For those that think mixing is easy, think otherwise. Heck, just listen to all the really bad home projects being put out these days by people who buy Cubase and a few mics and think they now know how to operate a studio. They record poorly. They mix poorly. They EQ poorly. (And it's usually bad music to start with.)There is a whole lot of crap out there. My project will not be one of those.

Also, a few more performances are in the making. It looks like The Bohemian Caverns Jazz Orchestra will be performing it at the Intersections Festival in DC in the early part of next year. And their is a chance The US Marine Band (The President's Own) may do it as well.

So, for now we are on to mastering. On Sunday, July 31 at 3:00 we will beging the process. The amazing Bill Wolfe in Arlington, VA will be doing that. So in a little more than 72 hours we will have a final project. Then it will be on to finding a label. Perhaps ARC with my friend Chris Burnett in Kansas City. Or perhaps someone else. Who knows. I'll certainly keep everyone up to date on that.

And who's your Mack Daddy? Why, Mack McLaughlin, of course.

Sunday, January 9, 2011

Of Bob Mintzer

Calvin and Hobbes, my absolute favorite comic strip ever. Sometimes I have the wisdom and smarts of Hobbes. Other times I'm more the idiot wrecking ball that Calvin can be. Read on and you'll see.

So, I'm sitting in my hotel room in New Orleans. The JEN (Jazz Education Network) Conference here has just wrapped up. Three days of fantastic clinics, presentations and performances. This is the organization that has arisen out of the ashes of IAJE (International Association for Jazz Education).This is the 2nd conference the organization has put on and they are doing a great job. Kudos to them.

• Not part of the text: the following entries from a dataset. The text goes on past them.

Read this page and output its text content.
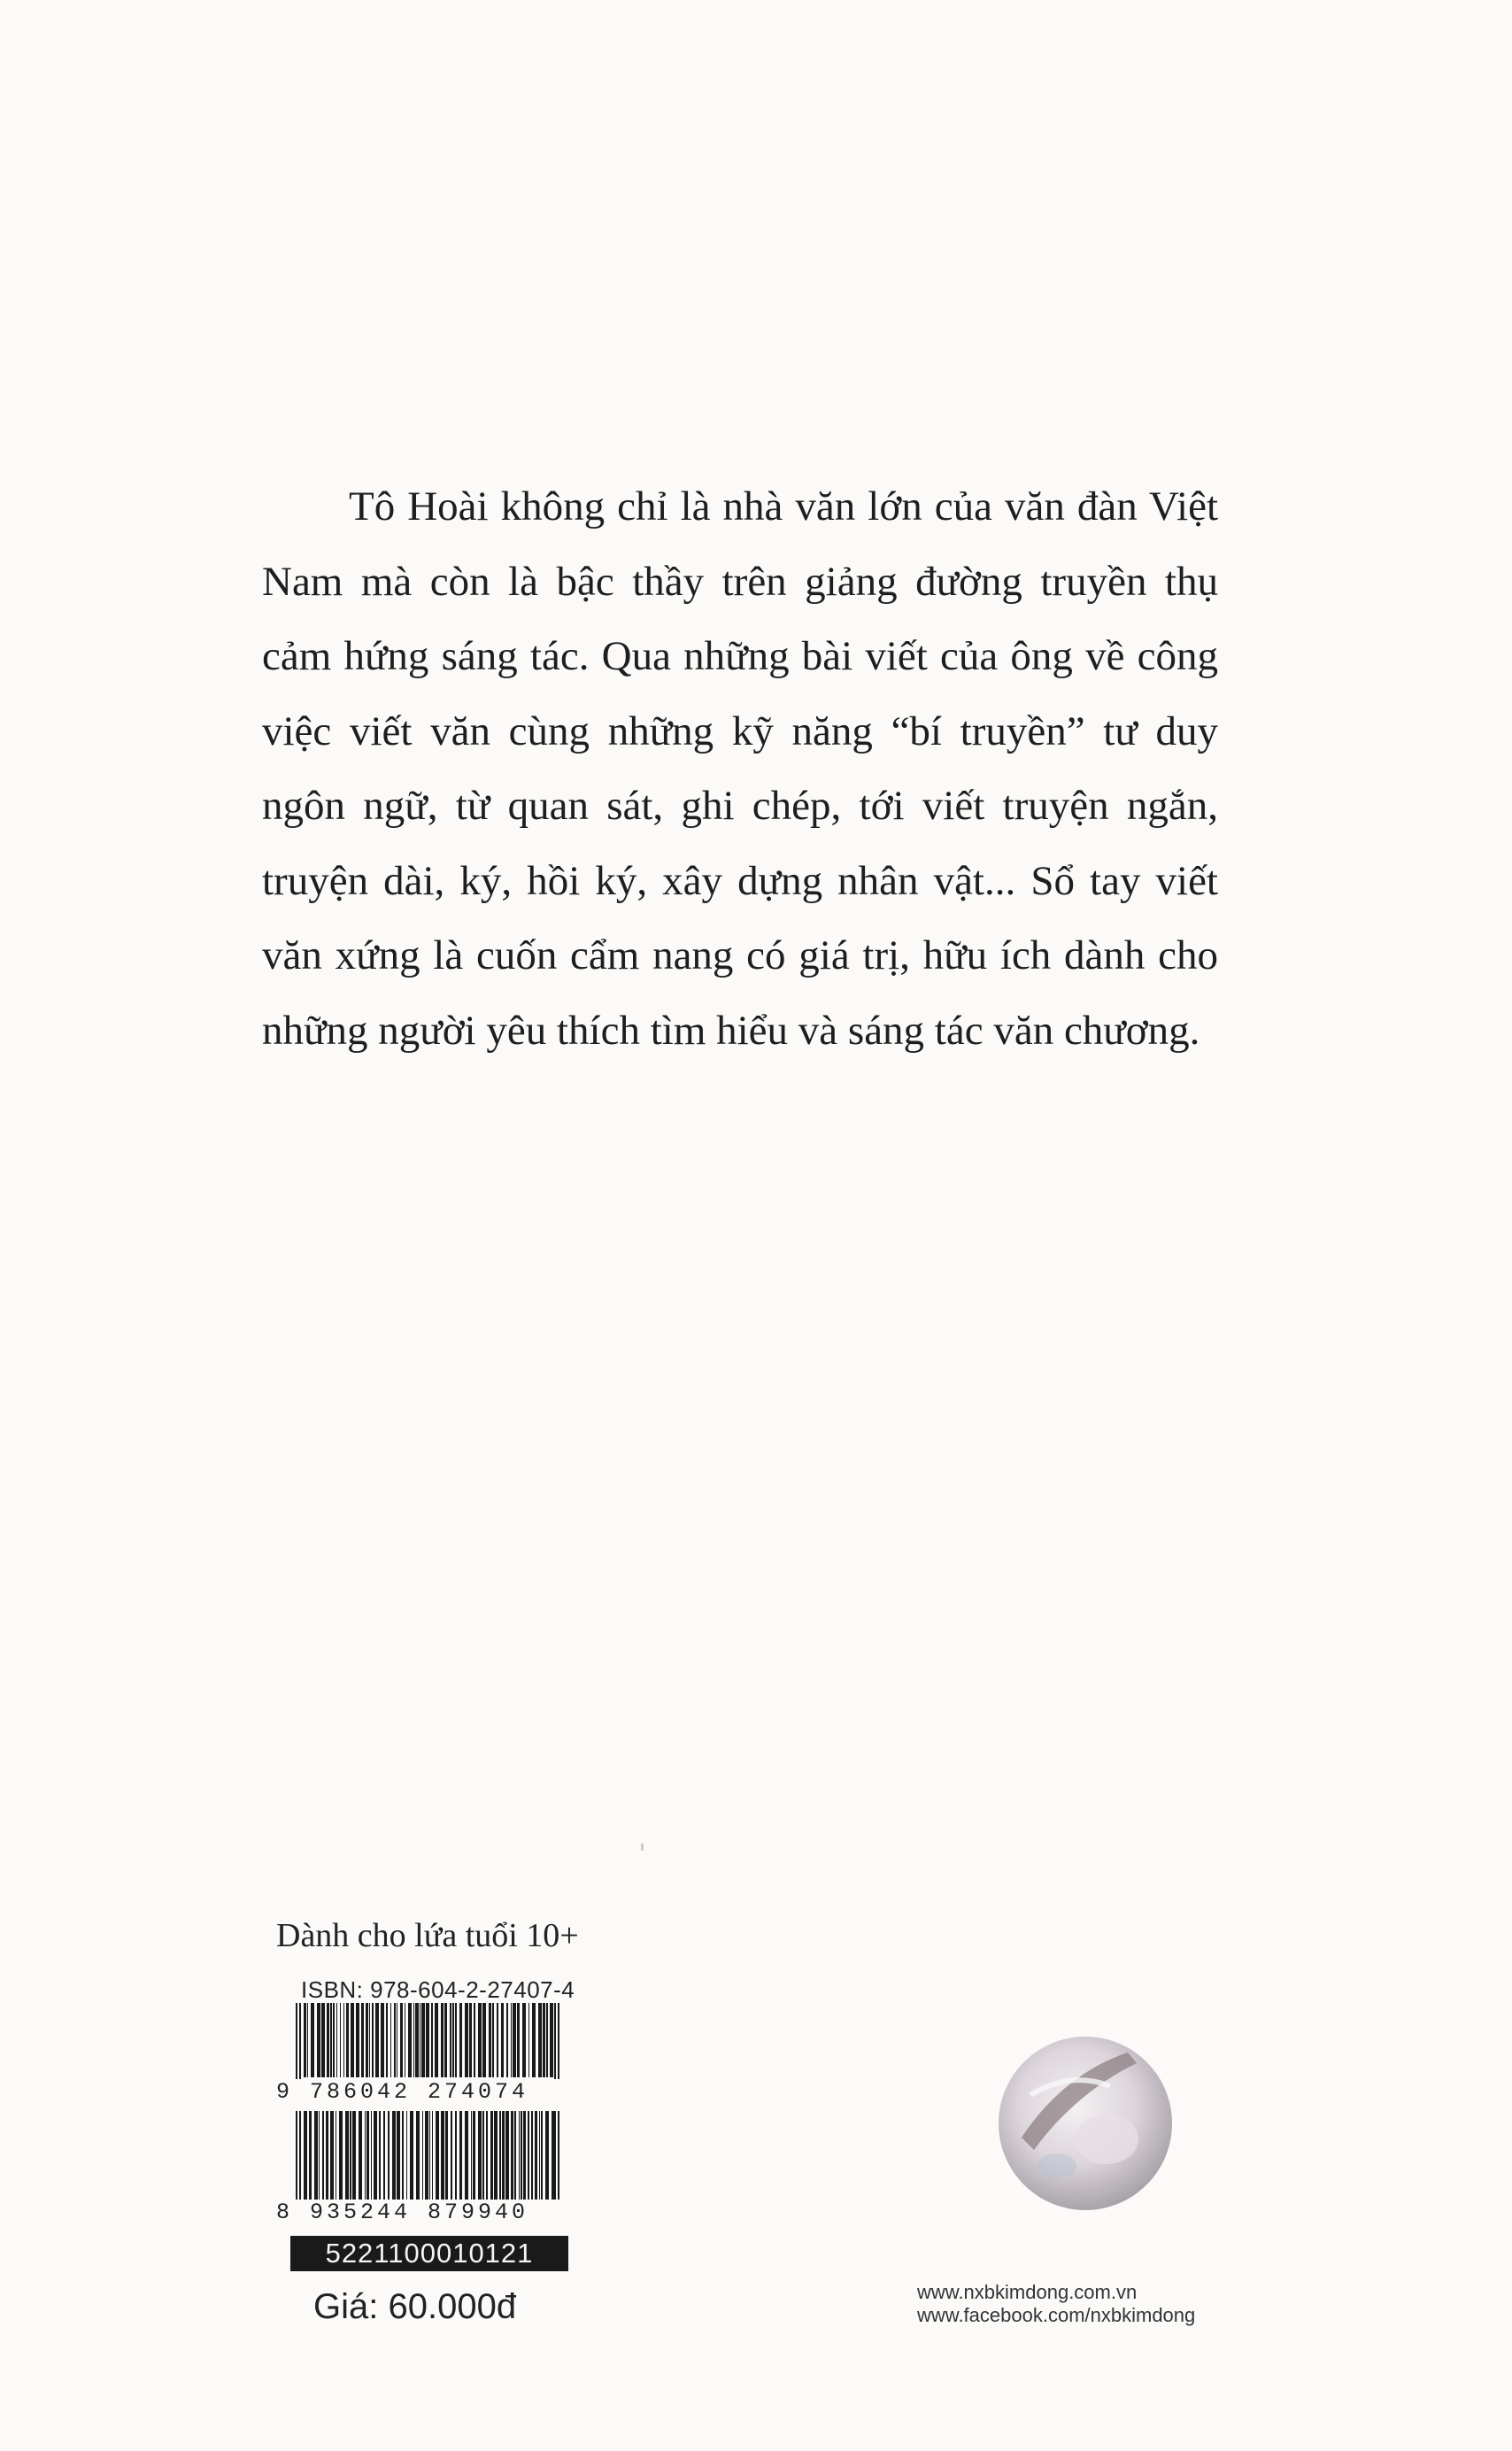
Tô Hoài không chỉ là nhà văn lớn của văn đàn Việt Nam mà còn là bậc thầy trên giảng đường truyền thụ cảm hứng sáng tác. Qua những bài viết của ông về công việc viết văn cùng những kỹ năng “bí truyền” tư duy ngôn ngữ, từ quan sát, ghi chép, tới viết truyện ngắn, truyện dài, ký, hồi ký, xây dựng nhân vật... Sổ tay viết văn xứng là cuốn cẩm nang có giá trị, hữu ích dành cho những người yêu thích tìm hiểu và sáng tác văn chương.

Dành cho lứa tuổi 10+
ISBN: 978-604-2-27407-4
9 786042 274074
8 935244 879940
5221100010121
Giá: 60.000đ	www.nxbkimdong.com.vn
www.facebook.com/nxbkimdong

On Friday I went to hear a clinic/performance by Jeff Coffin and his Mutet. Great sounding band. And their bassist is Felix Pastorius, son of the legendary electric bassist Jaco. When I walked in the hotel meeting room there was a lot of people in there. But I decided to look for a seat up front. Lo and behold, there was a spot in the front row. And who do I sit right next to? Bob Mintzer. He was doing what most 20 somethings would be doing while waiting in a room for something to start, texting and checking e-mail on his phone. After a few minutes he looked and me and said do I know you?" I told him we had spoke for a little bit at last year's conference and that I was the one that had given him some rehearsal recordings of Rite Of Spring arranged for big band.

Now, when I gave that disc to him, I really didn't expect him to listen to it. I know that lots of people give recordings to people as well established in the business as Bob Mintzer hoping for some help or validation. I'm sure he never gets around to listening to most of them. But when I mentioned Rite he said "Oh yeah, that was some interesting stuff. That was a great idea." That felt really good. Then I thought about how I had dissed him in one of my earlier blogs. Then I wondered, what if he had actually checked out the blog? I think the materials I gave him might even have had the address for the blog. Oh man, I'm an idiot.

Bob Mintzer is one of the best tenor saxophonists in all of jazz. And he really is a very accomplished composer and arranger. Just listen to the tunes that he has written and recorded with The Yellowjackets. He has a great sense of melody, harmony and groove. And he has accomplished more than I could ever hope to do. And I just go and write all this highly opinionated and probably insulting blather. What a dweeb. So here is my conclusion:

I want to formally apologize to Bob Mintzer for saying such things. And though I will always have opinions on art of any kind, I will try to keep my personal tastes and opinions out of such public statements and offer artists like Bob Mintzer the respect they deserve.